Digital transformation is a word that’s been around for 20 years. It started gaining traction around the global financial crisis when new data and cloud technologies such as PayPal, Gmail and Amazon Web Services, and Skype started to hit the marketplace. In a rush to reduce operational costs and access new online markets, businesses started adopting these tools.
Since then, Digital Transformation has been used as a marketing buzzword for selling technology platform services and consultants. The good news is that all the technology evangelists charlatans have moved on to things like Big Data, Artificial Intelligence and Virtual Reality.
Now the actual science and art of Digital Transformation can shine through.
Digital transformation is Information Flow
Digital transformation initiatives fail because Executives and Managers focus on the technology that contains the information rather than the information flow of which the technology is just one component.
For example, a project to upgrade the Financial Management System does not include crucial information inputs such as sales procedures and team training. This results in constrained project scope, inevitably leading to decisions that break the critical pathway of the sales information flow. When the new system goes live, sales can’t be processed. Chaos ensues, and the new system is rolled back to the old. Millions of dollars are wasted. Nothing changes. Nothing learned. The entire saga could have been avoided.
The secret of Digital Transformation is not to transform your information systems but to transform your information flow.
It is less about Information Technology and more about Information Flow
One of the better definitions of Digital Transformation is provided by Google. They say:
Digital transformation uses modern digital technologies to create or modify business processes, culture, and customer experiences to meet changing business and market dynamics.
Google Cloud Blog
I agree with this statement, but it doesn’t get to the heart of Digital Transformation and why it is so important.
Modern digital technologies, as Google calls them, are all about one thing: Information Flow.
The water in your home is a valuable Information Flow
You can think of information flowing throughout your organisation, like water flowing from the town reservoir to the tap in your home’s kitchen. The water in the reservoir isn’t clean, nor is it convenient for use in your home. The water in the reservoir is of little value to most people. Your local water authority maintains an extensive network of pipes and processes that collects, clears and delivers the water to your home to make it valuable, reliable, and useful. It is a complicated process where each step adds value to the flow of water until it arrives at your home in a clean, safe, and reliable way.
Money is Another Information Flow that We Choose to Value
As Elon Musk tweeted the other day, “Money is just information”.

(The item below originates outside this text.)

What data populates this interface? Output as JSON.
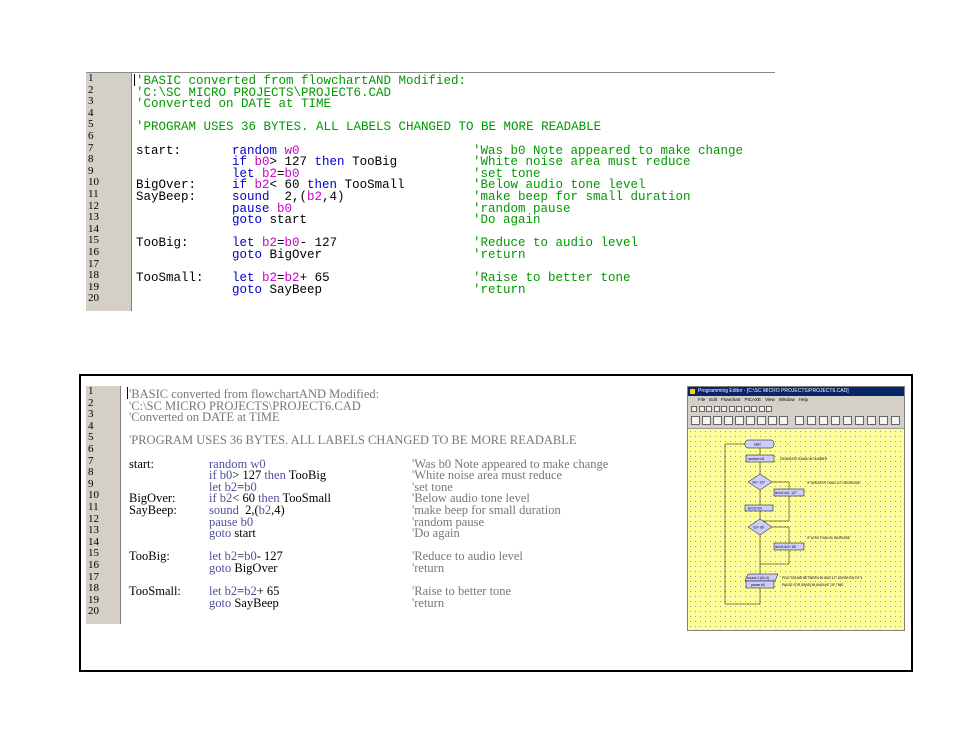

To be even more precise, money is just information flow. That’s because we use money to give from one person or organisation to another. This movement of money in exchange for goods and services makes it valuable. Capitalist society chooses to value the information flow that is money because we use it to exchange labour between individuals and organisations.
No rule of nature says that money is worth anything at all. That is a choice of People who participate in the capitalist system of our society, which is why people interested in the dynamics of power and privilege in the world say, “Follow the money”. Money is an information flow through which we measure power and influence in our society. In the modern world, if you can take away all of the human beliefs and biases about money, you only have a set of numbers on a computer.
The money in your business is an information flow of numbers that moves from your sales system through your financial management system. A flow exists because it is defined by a complex set of rules, processes, regulations, and informal social agreements that define a value.
A New Definition of Digital Transformation
Whether we focus on water, money, customer information or any other kind of knowledge you use to create your products and services, information flow connects the dots.
Through this new perspective, we can define how organisations create value in the world in ways far beyond just the money they make. I call this new perspective the Axiom of Information Flow:
An individual or organisation creates VALUE in the world by ALIGNING and SUSTAINING its INFORMATION FLOWs for the BENEFIT of another.
This single Axiom is the key that unlocks Digital Transformation for any individual or organisation in any given context. It defines your purpose, strategy, and execution because it redefines what it means to create value in the world.
Thereby the Axiom gives us a new and precise definition of the phrase Digital Transformation:
DIGITAL TRANSFORMATION is evolving how an individual or organisation aligns and sustains its information flows for the benefit of another.
This statement requires a fundamental shift in the traditional thinking of what it means to be in business. In particular, the idea that ‘money makes the world go round’. The more accurate statement is ‘information makes the world go around, and money is but one type of information’.
All innovation begins with a change of perspective.